Vivendi in "no hurry" to seal GVT deal: source

SAO PAULO | Tue Oct 20, 2009 2:51pm EDT

SAO PAULO (Reuters) - French media giant Vivendi (VIV.PA) is gauging its options for the potential purchase of Brazilian telecom firm GVT GVTT3.SA and is in no hurry to lock down the deal, a person with direct knowledge of the situation told Reuters on Tuesday.

This month, Spain's Telefonica (TEF.MC) launched an unsolicited $3.7 billion takeover bid for GVT, outmatching Vivendi's earlier $3 billion offer. Vivendi sees GVT as a perfect fit to capture high-usage and high-margin customers in Brazil, Latin America's largest telecommunications market.

The Paris-based company already completed due diligence for the transaction and won approval from its board to proceed with the takeover.

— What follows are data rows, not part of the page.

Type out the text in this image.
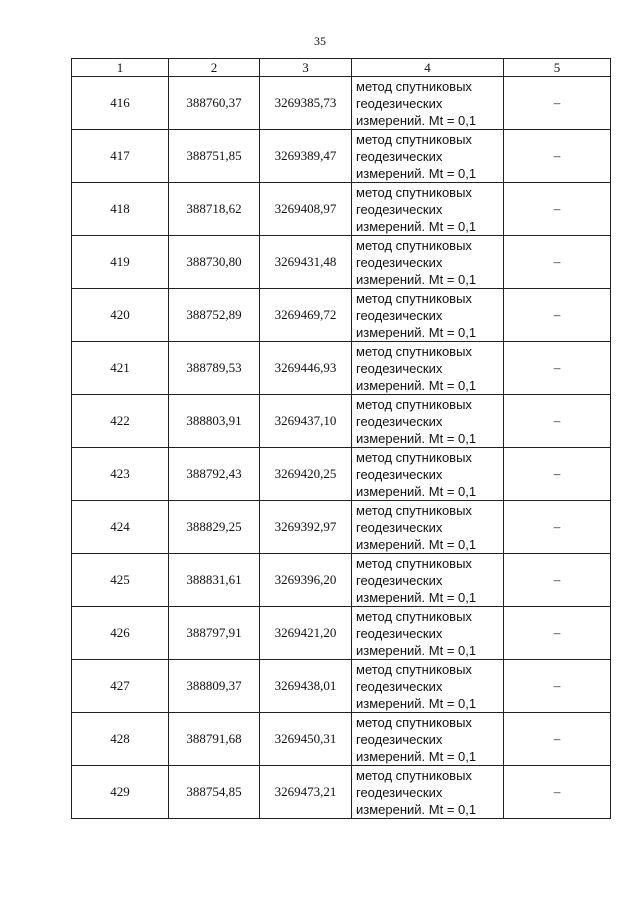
35
1	2	3	4	5
416	388760,37	3269385,73	метод спутниковых
геодезических
измерений. Mt = 0,1	–
417	388751,85	3269389,47	метод спутниковых
геодезических
измерений. Mt = 0,1	–
418	388718,62	3269408,97	метод спутниковых
геодезических
измерений. Mt = 0,1	–
419	388730,80	3269431,48	метод спутниковых
геодезических
измерений. Mt = 0,1	–
420	388752,89	3269469,72	метод спутниковых
геодезических
измерений. Mt = 0,1	–
421	388789,53	3269446,93	метод спутниковых
геодезических
измерений. Mt = 0,1	–
422	388803,91	3269437,10	метод спутниковых
геодезических
измерений. Mt = 0,1	–
423	388792,43	3269420,25	метод спутниковых
геодезических
измерений. Mt = 0,1	–
424	388829,25	3269392,97	метод спутниковых
геодезических
измерений. Mt = 0,1	–
425	388831,61	3269396,20	метод спутниковых
геодезических
измерений. Mt = 0,1	–
426	388797,91	3269421,20	метод спутниковых
геодезических
измерений. Mt = 0,1	–
427	388809,37	3269438,01	метод спутниковых
геодезических
измерений. Mt = 0,1	–
428	388791,68	3269450,31	метод спутниковых
геодезических
измерений. Mt = 0,1	–
429	388754,85	3269473,21	метод спутниковых
геодезических
измерений. Mt = 0,1	–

At this point, a counterbid remains an option, said the person, who spoke under the condition of anonymity.

Vivendi has a long-standing policy of not engaging in bidding wars for takeover targets. If Vivendi was to trump Telefonica's offer for GVT it would have to offer a minimum 50.4 reais a share, 20 percent more than its original tender bid of 42 reais a share.

The person did not elaborate on the probable options. The Vivendi bid has no timeline and depends upon winning at least 51 percent of GVT.

It also hinges on the waiver of a poison-pill clause, which bars a change in control of GVT unless a bidder offers a 25 percent premium to its highest price over the past year. A vote on removing the poison pill will take place on November 3.

The person said a Vivendi takeover of GVT would not face stringent regulatory scrutiny. Telecommunications Minister Helio Costa told Reuters on Tuesday the deal would not likely face antitrust issues and welcomed bids for GVT.

CASH

Vivendi's foray into Brazil follows Chief Executive Jean-Bernard Levy's drive to expand into fast-growing emerging markets as business in the developed world sags because of the global recession. Vivendi controls mobile phone carriers in France and Morocco and the world's largest record company.

Vivendi's management has been vocal about buying assets that will not endanger the company's investment-grade debt ratings or its policy of paying high dividends.

In an interview with Reuters on September 9, GVT Chief Executive Officer Amos Genish said both management and controlling shareholders favor Vivendi as a partner for GVT because it would fund the company's advance in highly profitable segments such as Internet TV and expansion into Sao Paulo and Rio de Janeiro, Brazil's largest cities.

But shareholders might settle for more cash, shunning the apparent benefits of a Vivendi-GVT association in the long run, analysts at Raymond James and SLW Corretora have said.

GVT was down 0.6 percent to 49.51 reais in afternoon trading on Tuesday, paring gains this year to 95 percent.

The shares have jumped 36 percent since September 8, a day before the Vivendi bid was unveiled.

Maria Teresa Azevedo of Sao Paulo-based brokerage Link Corretora said Vivendi and Telefonica are interested in GVT because of its telecom network with a backbone of more than 15,000 kilometers (10,000 miles), and revenue growth that is six times the local industry's average, among other reasons.

For Telefonica, buying GVT would allow it to expand beyond its home market of Sao Paulo, Brazil's most populous state. GVT is the No. 4 provider of high-speed Internet in Brazil, with about 5 percent of the market.

Telefonica is already a major operator in Brazil through its Telesp fixed-line unit, which controls 28 percent of the market -- 11 times GVT's participation.

A spokeswoman for GVT in Curitiba declined comment.